How the Arts Gave Me a Voice Before I Knew I Have Asperger's


I didn’t receive my Asperger’s syndrome diagnosis until my late 20s. So until then, I was trying to fit my autistic square peg into a neurotypical round hole because I didn’t know any better. What I did know from an early age was that the arts were my everything — my way to express myself, my way to feel connected and my way to feel truly alive.

I was mute most of the time until my early 20s (when I began taking medication and attending therapy for social anxiety), particularly in school and anytime I was in groups with other people my age. I had the ability to talk, but it was like I was frozen anytime I tried to talk outside of my home. As you can imagine, this was very frustrating. Art became my lens through which I saw the world, and it seemed to be the only way I could express myself in it.

When I was really little, I began making up stories, coloring pictures of the characters and what I wanted them to do. Once I knew how to write, the floodgates were open; I spent countless hours writing story after story. I created my own series, emulating my beloved Baby Sitters’ Club, complete with logos and copyright information on the inside covers. By the time I was 11 I had probably written 400 stories.

That was when my next artistic love affair began. After I made it a goal to make the competition dance team at a new studio in town, dancing became my new obsession. I had danced since I was 2, but this was a whole new level of focus. Things were starting to get more difficult socially as adolescence crept up, and I leaned on dance as my crutch. In addition to the competition classes, my friends and I exercised our creative muscles, choreographing dances in my parents’ basement to our favorite Spice Girls and Hanson songs.

As I got older, I began to go down to the basement of our house and dance whenever I was stressed. I turned off all the lights and put on music that expressed how I was feeling, whether it was pop, rap or rock. I didn’t realize it at the time, but that was my release of the stress of living with undiagnosed autism. I would go to school during the day and feel a tidal wave of sensory stimulation and go into fight, flight or freeze mode all day long. When I got home I needed to release the energy that had built up.

I continued dancing on my own to relieve stress, but left my dance studio once I hit high school because I had begun to write songs. I was elated; I felt like I had found a way to combine my love for music and dance with my desire to express myself verbally that had been so difficult to do for so long. I could edit my words as much as I liked, and I could express emotion through the melodies — the perfect combination. I was hooked, and still am now 17 years later. In fact, I am pursuing a professional songwriting career.
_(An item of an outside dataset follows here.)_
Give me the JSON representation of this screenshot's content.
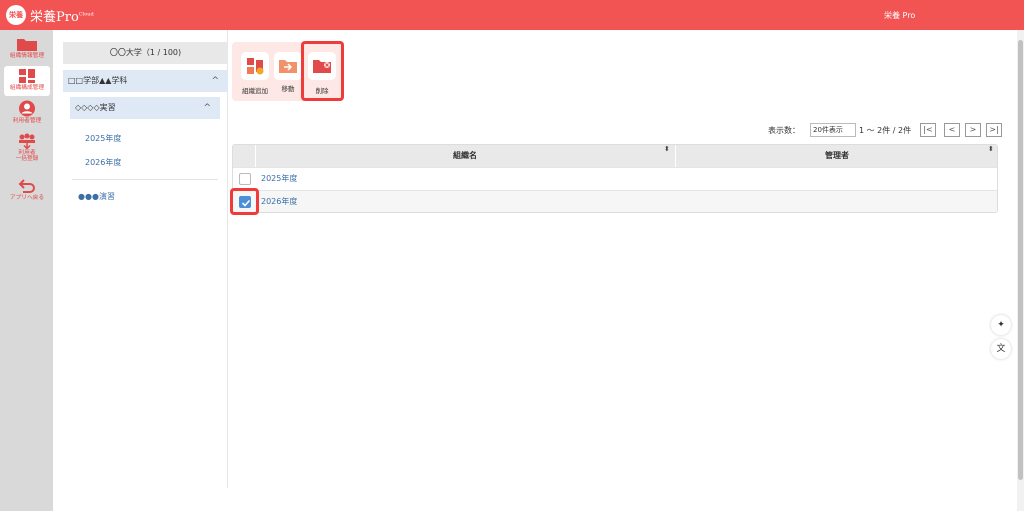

A lot of the problems I have had in my life have stemmed from the communication difficulties that come with autism — difficulties dating, misunderstandings and of course the mutism are a few. And the anxiety, and at times depression, I have felt are results of those difficulties. A study by Tony Attwood showed a 65 percent lifetime prevalence of mental health conditions like anxiety and depression in a group of adolescents and adults with Asperger’s syndrome. If it wasn’t for the arts, I know I would be struggling greatly from anxiety and depression today.

What I crave as an autistic person, just as much as anyone, is to connect with others, to be heard and to be understood. I will be forever grateful that the arts have given me that opportunity, and given me a voice.